Ce volontarisme semble avoir eu des échos du côté des instances européennes, puisque, en amont du sommet européen du 23 avril dernier sur le plan de relance, le vice-président de la Commission européenne, Frans Timmermans est monté au créneau pour défendre le fameux Green Deal européen, lancé en début d’année. « Ne tombons pas dans le piège de penser que le Pacte vert est un luxe que nous ne pouvons pas nous offrir pendant cette crise », a-t-il lancé. Le plan de relance présenté mercredi 27 mai par Ursula von der Leyen est teinté d’une forte couleur verte. La transition écologique fait partie des réformes éligibles aux fonds mobilisés par l'Europe. Elle pourra notamment bénéficier de 310 milliards d'euros de subventions et des prêts à hauteur de 250 milliards d'euros.

... Et ses échos civils

Ces tribunes politiques ont immédiatement eu leurs pendants civils. Et si le « non à un retour à la normale » exprimé par une myriade de célébrités, souvent adeptes de voyages en jets privés, a reçu un accueil mitigé, le volontarisme de certains acteurs du monde des affaires est en revanche bien plus révélateur. Onze investisseurs européens de Total ont ainsi annoncé avoir engagé un projet de dépôt de résolution pour « modifier les statuts du groupe pétrolier afin de renforcer la contribution de son modèle économique à l’atteinte de l’Accord de Paris sur le climat ». Le pétrolier Shell a quant à lui annoncé l’ambition d’atteindre la neutralité carbone pour ses propres installations à l’horizon 2050. EDF a adopté sa raison d’être, visant également la neutralité carbone en 2050, tandis que BNP Paribas a accéléré son plan de sortie des investissements dans le charbon.
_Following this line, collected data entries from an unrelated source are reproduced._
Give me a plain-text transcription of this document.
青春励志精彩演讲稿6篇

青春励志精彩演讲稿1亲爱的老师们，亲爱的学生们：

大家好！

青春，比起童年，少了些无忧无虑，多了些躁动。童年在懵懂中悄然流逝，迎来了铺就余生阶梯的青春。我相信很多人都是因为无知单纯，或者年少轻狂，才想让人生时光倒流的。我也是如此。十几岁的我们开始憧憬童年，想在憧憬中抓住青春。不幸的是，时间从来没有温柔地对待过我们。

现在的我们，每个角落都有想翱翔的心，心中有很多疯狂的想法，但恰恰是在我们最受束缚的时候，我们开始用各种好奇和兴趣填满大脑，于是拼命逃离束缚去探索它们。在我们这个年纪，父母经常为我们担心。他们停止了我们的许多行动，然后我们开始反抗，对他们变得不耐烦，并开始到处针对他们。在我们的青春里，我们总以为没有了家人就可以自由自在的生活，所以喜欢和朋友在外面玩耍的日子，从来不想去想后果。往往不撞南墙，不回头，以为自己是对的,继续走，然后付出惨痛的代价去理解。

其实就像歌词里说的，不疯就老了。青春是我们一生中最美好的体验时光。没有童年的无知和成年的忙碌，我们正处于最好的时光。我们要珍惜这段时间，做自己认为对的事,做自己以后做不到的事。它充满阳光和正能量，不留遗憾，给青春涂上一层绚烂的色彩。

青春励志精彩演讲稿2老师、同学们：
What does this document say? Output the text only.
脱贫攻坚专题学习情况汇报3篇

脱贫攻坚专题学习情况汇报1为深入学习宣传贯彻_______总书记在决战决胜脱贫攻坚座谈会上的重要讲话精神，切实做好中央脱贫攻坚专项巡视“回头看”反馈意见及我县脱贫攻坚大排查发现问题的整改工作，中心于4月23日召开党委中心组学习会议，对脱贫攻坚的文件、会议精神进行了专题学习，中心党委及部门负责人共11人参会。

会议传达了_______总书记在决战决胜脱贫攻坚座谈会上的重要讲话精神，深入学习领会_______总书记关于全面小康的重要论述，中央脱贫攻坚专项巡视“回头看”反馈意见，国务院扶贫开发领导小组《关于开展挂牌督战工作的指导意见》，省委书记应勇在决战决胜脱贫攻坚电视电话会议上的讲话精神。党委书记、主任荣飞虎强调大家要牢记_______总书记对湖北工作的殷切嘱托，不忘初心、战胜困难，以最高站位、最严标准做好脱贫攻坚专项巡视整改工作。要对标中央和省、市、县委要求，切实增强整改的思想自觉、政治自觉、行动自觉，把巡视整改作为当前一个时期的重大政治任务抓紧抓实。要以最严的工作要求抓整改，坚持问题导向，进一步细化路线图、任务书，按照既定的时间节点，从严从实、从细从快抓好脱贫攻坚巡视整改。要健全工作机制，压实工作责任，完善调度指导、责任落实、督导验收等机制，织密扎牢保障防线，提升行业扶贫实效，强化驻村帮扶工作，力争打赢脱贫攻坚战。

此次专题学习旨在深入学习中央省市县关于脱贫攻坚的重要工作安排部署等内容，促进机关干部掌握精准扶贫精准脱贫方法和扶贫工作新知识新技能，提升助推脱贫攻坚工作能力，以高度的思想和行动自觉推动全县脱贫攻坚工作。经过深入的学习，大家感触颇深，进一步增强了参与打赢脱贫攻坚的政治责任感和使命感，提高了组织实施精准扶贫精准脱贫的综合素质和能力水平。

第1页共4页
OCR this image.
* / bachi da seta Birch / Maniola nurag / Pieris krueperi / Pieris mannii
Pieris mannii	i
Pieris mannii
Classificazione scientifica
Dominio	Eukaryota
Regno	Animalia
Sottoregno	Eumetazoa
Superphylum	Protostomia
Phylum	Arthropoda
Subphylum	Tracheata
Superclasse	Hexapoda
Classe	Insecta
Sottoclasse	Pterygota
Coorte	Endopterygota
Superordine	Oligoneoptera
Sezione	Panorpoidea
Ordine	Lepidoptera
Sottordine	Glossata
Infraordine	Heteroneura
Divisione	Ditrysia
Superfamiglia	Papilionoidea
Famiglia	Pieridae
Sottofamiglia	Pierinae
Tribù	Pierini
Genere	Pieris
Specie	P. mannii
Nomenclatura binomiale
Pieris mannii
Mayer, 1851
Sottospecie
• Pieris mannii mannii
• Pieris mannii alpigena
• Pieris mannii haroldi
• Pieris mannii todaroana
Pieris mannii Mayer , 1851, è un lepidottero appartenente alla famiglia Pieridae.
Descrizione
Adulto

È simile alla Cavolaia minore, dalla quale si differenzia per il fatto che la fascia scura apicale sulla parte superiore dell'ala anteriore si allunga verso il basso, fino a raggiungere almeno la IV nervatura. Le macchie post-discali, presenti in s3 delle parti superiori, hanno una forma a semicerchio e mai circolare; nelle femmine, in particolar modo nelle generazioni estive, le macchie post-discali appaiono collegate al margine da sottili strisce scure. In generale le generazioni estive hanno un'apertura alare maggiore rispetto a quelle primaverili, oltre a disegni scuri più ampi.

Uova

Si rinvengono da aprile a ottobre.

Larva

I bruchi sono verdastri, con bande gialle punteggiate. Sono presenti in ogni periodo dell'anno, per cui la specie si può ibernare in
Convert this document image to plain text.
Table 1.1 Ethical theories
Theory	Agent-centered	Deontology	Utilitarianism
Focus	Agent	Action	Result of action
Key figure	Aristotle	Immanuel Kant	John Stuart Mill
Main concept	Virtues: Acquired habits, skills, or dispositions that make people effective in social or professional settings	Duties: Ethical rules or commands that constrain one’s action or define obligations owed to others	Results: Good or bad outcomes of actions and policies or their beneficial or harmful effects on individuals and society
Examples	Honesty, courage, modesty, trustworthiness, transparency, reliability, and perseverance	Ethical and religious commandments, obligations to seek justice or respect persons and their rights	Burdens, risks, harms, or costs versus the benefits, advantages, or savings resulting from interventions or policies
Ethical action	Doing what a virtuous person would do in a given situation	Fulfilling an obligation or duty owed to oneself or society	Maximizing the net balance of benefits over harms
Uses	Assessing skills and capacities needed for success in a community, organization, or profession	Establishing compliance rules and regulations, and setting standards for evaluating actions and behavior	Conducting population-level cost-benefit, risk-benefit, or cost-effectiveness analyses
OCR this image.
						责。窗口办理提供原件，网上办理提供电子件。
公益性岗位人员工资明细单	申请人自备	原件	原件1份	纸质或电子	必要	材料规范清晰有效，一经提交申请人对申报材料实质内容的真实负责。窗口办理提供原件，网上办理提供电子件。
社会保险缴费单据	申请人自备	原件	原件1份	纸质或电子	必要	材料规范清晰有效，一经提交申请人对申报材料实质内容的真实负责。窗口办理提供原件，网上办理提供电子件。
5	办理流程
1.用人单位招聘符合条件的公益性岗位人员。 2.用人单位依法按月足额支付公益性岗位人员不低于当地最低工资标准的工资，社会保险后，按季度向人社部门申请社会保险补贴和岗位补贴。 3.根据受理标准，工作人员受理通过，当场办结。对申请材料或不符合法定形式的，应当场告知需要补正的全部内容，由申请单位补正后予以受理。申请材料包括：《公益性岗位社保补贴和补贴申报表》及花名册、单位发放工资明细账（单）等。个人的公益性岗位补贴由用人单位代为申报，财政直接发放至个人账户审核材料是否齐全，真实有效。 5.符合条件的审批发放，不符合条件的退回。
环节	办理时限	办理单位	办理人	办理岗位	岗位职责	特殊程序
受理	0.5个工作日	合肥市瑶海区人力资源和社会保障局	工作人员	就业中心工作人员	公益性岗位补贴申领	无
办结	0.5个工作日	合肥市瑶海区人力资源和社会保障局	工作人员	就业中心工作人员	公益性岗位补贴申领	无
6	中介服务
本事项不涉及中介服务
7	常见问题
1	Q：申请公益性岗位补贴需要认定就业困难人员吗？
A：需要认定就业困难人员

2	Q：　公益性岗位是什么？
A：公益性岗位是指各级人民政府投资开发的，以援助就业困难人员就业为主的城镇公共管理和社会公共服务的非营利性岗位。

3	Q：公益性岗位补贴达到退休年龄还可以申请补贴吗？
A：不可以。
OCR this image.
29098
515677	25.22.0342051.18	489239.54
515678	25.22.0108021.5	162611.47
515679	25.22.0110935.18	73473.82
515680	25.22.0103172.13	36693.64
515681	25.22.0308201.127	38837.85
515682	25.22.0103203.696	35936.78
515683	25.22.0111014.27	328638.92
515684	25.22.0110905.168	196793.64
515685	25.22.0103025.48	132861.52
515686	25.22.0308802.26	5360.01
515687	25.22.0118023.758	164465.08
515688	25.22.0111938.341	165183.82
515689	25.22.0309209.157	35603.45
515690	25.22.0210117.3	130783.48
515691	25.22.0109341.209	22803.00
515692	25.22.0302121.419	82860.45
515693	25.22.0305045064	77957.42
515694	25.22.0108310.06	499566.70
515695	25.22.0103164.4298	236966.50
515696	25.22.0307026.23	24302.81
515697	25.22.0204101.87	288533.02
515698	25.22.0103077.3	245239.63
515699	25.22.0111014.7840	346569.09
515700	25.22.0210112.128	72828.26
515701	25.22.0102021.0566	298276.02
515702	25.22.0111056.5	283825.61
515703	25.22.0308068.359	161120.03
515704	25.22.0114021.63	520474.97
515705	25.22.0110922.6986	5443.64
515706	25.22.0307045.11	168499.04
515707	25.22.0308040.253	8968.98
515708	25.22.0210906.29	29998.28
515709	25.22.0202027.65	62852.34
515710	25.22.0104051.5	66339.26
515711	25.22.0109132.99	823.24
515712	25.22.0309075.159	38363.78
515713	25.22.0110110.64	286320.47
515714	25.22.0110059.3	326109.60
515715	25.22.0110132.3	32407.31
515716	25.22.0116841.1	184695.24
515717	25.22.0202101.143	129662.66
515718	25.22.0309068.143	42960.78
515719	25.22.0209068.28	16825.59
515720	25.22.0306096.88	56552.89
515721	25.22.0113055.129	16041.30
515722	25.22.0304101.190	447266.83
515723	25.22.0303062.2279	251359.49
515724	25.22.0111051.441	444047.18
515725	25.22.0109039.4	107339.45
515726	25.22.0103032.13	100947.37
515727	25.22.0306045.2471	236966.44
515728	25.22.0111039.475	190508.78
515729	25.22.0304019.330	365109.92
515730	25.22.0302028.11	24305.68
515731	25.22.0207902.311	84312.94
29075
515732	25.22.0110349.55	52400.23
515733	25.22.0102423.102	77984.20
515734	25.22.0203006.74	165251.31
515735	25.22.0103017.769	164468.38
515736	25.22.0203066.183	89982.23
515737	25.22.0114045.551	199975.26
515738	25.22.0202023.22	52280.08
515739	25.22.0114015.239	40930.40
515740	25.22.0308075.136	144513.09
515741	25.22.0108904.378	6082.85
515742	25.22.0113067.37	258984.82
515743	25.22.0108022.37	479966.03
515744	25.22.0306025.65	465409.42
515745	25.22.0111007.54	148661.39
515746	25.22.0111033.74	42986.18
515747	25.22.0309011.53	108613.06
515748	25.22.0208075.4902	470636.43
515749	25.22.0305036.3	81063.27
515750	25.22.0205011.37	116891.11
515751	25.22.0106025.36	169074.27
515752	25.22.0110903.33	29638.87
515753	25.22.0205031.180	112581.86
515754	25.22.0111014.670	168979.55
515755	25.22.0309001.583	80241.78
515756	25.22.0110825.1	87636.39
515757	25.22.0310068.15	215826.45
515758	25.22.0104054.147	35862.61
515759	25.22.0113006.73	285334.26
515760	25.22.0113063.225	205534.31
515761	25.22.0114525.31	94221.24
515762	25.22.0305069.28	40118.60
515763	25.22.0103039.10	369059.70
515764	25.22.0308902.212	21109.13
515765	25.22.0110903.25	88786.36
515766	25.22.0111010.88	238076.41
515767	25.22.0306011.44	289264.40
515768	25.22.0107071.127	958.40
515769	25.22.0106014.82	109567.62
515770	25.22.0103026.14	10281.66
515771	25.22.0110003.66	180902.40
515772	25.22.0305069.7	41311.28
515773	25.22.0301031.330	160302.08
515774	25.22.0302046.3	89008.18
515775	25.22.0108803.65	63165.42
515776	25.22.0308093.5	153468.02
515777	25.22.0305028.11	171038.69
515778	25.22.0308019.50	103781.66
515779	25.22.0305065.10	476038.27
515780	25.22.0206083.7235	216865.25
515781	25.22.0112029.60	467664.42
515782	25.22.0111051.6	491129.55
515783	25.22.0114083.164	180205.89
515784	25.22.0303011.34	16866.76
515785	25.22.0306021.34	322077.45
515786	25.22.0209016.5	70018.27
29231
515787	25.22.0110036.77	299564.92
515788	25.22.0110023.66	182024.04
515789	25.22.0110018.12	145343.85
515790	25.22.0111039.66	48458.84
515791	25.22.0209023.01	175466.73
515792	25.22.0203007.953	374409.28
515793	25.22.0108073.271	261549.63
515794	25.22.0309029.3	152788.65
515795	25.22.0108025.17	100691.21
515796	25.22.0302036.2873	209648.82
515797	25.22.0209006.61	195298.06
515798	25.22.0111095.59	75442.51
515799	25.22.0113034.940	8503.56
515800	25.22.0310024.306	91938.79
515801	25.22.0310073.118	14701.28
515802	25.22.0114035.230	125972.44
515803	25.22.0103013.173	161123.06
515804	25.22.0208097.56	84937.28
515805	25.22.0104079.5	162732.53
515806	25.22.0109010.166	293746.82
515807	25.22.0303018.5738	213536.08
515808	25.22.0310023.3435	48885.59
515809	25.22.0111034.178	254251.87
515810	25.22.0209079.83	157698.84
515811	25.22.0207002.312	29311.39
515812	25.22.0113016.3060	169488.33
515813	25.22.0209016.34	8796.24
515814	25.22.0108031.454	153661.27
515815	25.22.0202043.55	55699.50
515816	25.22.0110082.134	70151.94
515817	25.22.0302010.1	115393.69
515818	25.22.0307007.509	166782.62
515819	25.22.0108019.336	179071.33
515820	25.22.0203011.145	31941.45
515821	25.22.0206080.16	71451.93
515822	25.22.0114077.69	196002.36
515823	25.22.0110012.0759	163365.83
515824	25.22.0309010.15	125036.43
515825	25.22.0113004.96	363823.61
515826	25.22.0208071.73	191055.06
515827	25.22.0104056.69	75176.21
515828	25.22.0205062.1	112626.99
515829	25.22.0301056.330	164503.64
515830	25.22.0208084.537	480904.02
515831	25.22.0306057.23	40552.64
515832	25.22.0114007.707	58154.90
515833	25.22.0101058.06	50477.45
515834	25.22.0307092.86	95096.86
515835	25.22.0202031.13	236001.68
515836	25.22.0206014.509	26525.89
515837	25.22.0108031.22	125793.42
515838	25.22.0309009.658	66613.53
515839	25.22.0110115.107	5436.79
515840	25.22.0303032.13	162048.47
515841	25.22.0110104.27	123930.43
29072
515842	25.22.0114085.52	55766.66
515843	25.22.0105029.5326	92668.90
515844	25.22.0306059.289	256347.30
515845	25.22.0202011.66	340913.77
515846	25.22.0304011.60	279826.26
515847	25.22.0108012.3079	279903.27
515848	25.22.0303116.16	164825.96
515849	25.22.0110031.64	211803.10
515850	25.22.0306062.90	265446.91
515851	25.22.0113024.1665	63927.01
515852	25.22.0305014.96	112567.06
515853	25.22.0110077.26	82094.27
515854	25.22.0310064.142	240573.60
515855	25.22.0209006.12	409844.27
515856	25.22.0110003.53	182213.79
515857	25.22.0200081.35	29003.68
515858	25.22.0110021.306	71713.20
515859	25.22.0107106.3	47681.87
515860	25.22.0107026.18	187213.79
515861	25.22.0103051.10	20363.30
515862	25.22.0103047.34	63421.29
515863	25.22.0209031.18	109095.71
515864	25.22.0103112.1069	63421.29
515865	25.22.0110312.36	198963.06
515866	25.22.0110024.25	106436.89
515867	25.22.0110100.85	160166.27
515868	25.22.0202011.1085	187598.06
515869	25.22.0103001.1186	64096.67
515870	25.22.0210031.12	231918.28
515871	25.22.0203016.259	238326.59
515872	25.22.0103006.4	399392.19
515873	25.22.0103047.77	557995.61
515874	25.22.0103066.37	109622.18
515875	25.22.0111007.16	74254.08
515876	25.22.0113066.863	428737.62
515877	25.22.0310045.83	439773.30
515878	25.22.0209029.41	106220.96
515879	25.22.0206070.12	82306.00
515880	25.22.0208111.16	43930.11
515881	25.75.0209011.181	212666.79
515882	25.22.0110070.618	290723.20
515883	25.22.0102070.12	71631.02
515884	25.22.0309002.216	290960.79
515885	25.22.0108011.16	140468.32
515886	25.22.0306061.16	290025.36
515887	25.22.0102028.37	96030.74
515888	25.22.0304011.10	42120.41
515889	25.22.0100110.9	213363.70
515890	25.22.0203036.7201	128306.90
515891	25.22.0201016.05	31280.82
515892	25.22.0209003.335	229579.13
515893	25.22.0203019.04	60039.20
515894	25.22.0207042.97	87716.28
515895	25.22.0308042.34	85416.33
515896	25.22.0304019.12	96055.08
Le Forum économique mondial, qui a exprimé ses craintes de voir la pandémie « annuler les progrès récents dans la transition vers une énergie propre », vient tout juste d’annoncer la création d’un groupe d’action de PDG pour un pacte vert européen, présidé par le patron d’Axa, Thomas Buberl. Parmi ses membres, on trouve les dirigeants d’Ikea, de Suez, de Sanofi, de Natixis ou encore de Schneider Electric. « Les plans de relance européens façonneront les économies et les sociétés européennes pour les décennies à venir, nous devons nous assurer qu’ils conduisent à un avenir plus vert, plus résilient et inclusif », ont-ils écrit dans un communiqué. La plateforme doit permettre de soutenir des plans et des idées concrètes pour accélérer l’action climatique et stimuler les investissements du secteur privé pour la transition verte. L’unanimité que suscite la relance verte est totale, la sévérité au moment de dresser son bilan sera au même niveau.